Equally empowering perhaps is more than a hundred on scene VOA reports from drought stricken East, Central and West Africa this past year of on scene eyewitness interviews in a series entitled Hunger Across Africa. The award-winning programs include appeals from prominent leaders around the world for help in alleviating the plight of starving millions. Viewers, listeners and Facebook Live users the world over are transported to heartbreaking scenes in Niger, Nigeria, Somalia and Somaliland, Djibouti, Ethiopia, Kenya, Malawi and Senegal. As one relief worker puts it: “Looking into the eyes of someone dying of hunger becomes a disease of the soul.”
Michael Canning, a retired U.S. press and cultural officer who served in eight countries on four continents, has become an active film reviewer in Washington, D.C. He recently watched Human Flow, a two hour documentary by renowned Chinese artist Ai Weiwei that “gives laymen a sense of the spread and scope of this century’s most consistent and poignant human catastrophe: the forced displacement of millions across borders.” Without over voice narration, Canning adds, “this is done principally through the stunning use of photographic drones that gives us hawk’s eye views of world refugee camps and immigration routes.
“These sweeping pans, often over the most desolate barren landscapes, are calculated to make you marvel and moan about what we humans are doing to each other.” In his review on our blog, Mike Canning says the documentary recently shown in a few local Washington, D.C. cinemas is a compelling exploration of “one of the great human rights questions of our time. The question for many,” he concludes, “will be what we can possibly due to mitigate it.”

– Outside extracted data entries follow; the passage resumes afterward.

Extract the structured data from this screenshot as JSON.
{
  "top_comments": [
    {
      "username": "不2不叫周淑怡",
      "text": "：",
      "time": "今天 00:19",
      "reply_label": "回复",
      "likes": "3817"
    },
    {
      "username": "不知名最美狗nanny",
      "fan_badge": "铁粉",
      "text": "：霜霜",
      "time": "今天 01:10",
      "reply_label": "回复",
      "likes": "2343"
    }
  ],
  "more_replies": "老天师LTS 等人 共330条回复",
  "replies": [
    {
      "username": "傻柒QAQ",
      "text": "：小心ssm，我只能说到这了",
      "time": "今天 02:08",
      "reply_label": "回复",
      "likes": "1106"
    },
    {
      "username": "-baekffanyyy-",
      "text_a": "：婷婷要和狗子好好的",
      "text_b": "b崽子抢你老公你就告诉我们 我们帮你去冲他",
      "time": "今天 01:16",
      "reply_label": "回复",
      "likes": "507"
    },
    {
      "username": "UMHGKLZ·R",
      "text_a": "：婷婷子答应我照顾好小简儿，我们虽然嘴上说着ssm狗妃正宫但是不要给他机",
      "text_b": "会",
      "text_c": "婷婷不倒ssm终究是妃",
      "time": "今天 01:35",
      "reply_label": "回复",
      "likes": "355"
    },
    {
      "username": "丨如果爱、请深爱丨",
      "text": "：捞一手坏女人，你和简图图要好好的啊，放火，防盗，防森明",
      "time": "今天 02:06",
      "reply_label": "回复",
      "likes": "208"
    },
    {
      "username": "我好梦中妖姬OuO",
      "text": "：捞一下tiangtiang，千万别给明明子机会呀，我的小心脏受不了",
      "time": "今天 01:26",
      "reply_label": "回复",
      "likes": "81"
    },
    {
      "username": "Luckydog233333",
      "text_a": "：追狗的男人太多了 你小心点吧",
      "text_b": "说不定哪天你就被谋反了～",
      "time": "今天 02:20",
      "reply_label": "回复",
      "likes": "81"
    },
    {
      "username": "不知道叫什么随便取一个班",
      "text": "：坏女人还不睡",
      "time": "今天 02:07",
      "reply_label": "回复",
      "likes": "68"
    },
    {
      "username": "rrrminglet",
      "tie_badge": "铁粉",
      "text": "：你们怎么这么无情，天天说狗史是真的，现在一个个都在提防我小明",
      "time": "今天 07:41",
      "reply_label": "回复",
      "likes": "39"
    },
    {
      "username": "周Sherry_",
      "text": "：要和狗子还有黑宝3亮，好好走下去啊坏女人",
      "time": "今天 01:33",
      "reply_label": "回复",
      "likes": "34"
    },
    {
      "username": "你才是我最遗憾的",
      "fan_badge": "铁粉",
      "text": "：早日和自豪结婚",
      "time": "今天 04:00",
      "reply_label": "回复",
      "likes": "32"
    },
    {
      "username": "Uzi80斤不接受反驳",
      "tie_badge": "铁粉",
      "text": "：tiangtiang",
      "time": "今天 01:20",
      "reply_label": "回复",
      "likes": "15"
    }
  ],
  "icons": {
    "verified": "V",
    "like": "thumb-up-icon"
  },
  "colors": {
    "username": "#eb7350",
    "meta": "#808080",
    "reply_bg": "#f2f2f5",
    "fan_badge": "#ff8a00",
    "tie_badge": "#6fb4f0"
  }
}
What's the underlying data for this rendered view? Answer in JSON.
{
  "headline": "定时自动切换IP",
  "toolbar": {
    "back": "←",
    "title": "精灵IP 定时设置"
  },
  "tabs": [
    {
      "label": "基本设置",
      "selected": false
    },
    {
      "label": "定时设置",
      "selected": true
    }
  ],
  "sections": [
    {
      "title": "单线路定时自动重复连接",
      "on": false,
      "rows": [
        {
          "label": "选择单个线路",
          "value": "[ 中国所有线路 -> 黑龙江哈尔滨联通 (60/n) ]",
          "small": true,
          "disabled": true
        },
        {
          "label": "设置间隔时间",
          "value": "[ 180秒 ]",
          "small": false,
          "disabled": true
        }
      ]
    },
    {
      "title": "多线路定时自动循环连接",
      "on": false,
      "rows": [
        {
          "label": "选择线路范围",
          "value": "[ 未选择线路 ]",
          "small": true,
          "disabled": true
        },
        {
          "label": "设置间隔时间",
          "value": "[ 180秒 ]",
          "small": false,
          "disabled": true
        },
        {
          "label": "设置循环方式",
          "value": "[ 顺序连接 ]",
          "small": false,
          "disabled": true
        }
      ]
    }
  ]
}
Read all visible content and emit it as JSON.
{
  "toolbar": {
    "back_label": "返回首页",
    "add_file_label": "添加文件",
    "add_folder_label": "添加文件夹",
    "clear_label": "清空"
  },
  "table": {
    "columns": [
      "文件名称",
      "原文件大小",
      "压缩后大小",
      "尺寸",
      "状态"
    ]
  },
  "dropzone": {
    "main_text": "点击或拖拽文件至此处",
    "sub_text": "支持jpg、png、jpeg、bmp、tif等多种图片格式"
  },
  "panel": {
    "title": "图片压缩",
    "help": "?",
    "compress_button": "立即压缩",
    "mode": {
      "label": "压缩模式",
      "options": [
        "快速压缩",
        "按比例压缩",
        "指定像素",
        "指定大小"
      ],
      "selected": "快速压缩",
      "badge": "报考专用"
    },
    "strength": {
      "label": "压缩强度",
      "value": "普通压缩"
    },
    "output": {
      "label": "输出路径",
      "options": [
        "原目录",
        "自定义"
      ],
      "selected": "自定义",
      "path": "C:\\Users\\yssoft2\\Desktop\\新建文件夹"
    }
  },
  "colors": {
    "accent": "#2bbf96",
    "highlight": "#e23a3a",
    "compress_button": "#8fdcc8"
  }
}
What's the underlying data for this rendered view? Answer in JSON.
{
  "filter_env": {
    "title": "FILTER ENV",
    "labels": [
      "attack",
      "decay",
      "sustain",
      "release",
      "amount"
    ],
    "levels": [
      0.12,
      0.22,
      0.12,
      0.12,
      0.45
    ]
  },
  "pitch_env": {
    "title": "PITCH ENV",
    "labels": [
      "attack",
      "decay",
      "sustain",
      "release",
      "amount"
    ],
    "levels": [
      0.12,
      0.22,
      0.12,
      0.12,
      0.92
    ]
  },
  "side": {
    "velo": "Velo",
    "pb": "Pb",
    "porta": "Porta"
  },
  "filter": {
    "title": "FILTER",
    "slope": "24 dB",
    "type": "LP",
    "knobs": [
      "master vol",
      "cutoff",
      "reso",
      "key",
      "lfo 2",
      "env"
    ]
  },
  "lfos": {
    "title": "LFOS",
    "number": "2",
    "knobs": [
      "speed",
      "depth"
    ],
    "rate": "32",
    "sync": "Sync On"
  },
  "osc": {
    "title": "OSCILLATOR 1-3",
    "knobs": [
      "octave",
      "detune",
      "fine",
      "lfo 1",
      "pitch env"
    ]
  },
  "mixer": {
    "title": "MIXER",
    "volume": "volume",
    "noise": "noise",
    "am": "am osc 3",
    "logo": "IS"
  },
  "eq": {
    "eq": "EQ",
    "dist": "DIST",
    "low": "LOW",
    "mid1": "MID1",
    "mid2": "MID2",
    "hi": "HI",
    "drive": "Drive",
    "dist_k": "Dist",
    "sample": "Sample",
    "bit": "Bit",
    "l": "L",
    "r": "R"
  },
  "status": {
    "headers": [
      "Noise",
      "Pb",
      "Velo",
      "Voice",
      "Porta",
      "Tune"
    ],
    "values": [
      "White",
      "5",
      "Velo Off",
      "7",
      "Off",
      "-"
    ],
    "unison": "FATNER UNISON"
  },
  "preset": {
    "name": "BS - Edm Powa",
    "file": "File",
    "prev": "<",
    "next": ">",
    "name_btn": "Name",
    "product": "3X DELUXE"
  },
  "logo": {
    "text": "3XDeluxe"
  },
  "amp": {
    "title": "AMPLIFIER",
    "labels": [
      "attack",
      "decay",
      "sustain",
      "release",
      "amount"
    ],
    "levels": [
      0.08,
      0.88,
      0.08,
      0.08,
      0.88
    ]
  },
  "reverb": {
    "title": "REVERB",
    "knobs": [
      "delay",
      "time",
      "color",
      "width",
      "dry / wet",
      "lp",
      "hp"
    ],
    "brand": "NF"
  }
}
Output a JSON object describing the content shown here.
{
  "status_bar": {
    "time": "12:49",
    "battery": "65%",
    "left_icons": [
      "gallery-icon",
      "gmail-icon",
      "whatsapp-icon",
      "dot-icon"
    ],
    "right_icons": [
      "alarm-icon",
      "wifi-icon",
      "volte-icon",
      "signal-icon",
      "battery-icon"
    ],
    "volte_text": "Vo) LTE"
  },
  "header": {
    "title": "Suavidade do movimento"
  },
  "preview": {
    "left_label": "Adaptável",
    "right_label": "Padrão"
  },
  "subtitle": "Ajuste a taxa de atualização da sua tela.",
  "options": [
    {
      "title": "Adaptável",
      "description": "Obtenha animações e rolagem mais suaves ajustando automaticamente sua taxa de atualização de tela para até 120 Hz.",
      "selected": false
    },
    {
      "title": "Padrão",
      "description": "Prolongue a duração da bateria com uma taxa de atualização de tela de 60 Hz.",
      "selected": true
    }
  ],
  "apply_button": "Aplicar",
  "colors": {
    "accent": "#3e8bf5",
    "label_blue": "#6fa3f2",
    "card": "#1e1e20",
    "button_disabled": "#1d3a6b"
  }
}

The new Under Secretary of State for Public Diplomacy and Public Affairs Irwin Steven Goldstein provided some answers about a way ahead at his November 1 confirmation hearing. In his words:
“We need to show how America is leading the fight against AIDS and malaria, in places where these diseases take their deadliest toll. We need to show how America is bringing educational opportunity to girls and boys where schooling is still seen as a privilege and not a right. We need to show that through government agencies such as USAID, through our robust private sector, and in our own capacity as individuals, Americans ease suffering and help rebuild lives in every corner of the globe every day.”
Mr. Goldstein’s first public appearance in his new role was at a hearing of the U.S. Advisory Commission on Public Diplomacy December 8. He told the panel he happened to now occupy an office dedicated to Secretary of State George Marshall, with the great general’s portrait on the wall. “Seventeen people have asked if I would start a new Marshall Plan,” he added. “In reaching out to publics around the world, we have to communicate the values of honesty, independence and democracy. We cannot expect people to respect what we say, if we don’t respect what they say.”
A sampling of challenges, all so prevalent in the world’s refugee camps and life threatening flights across land and sea. May the way ahead be pursued with renewed vigor in America in concert with its allies.
That sounds like the foundational principle of a multinational Marshall Plan of the 21st century. The better angels of our nature and that of our partners around the globe demand no less.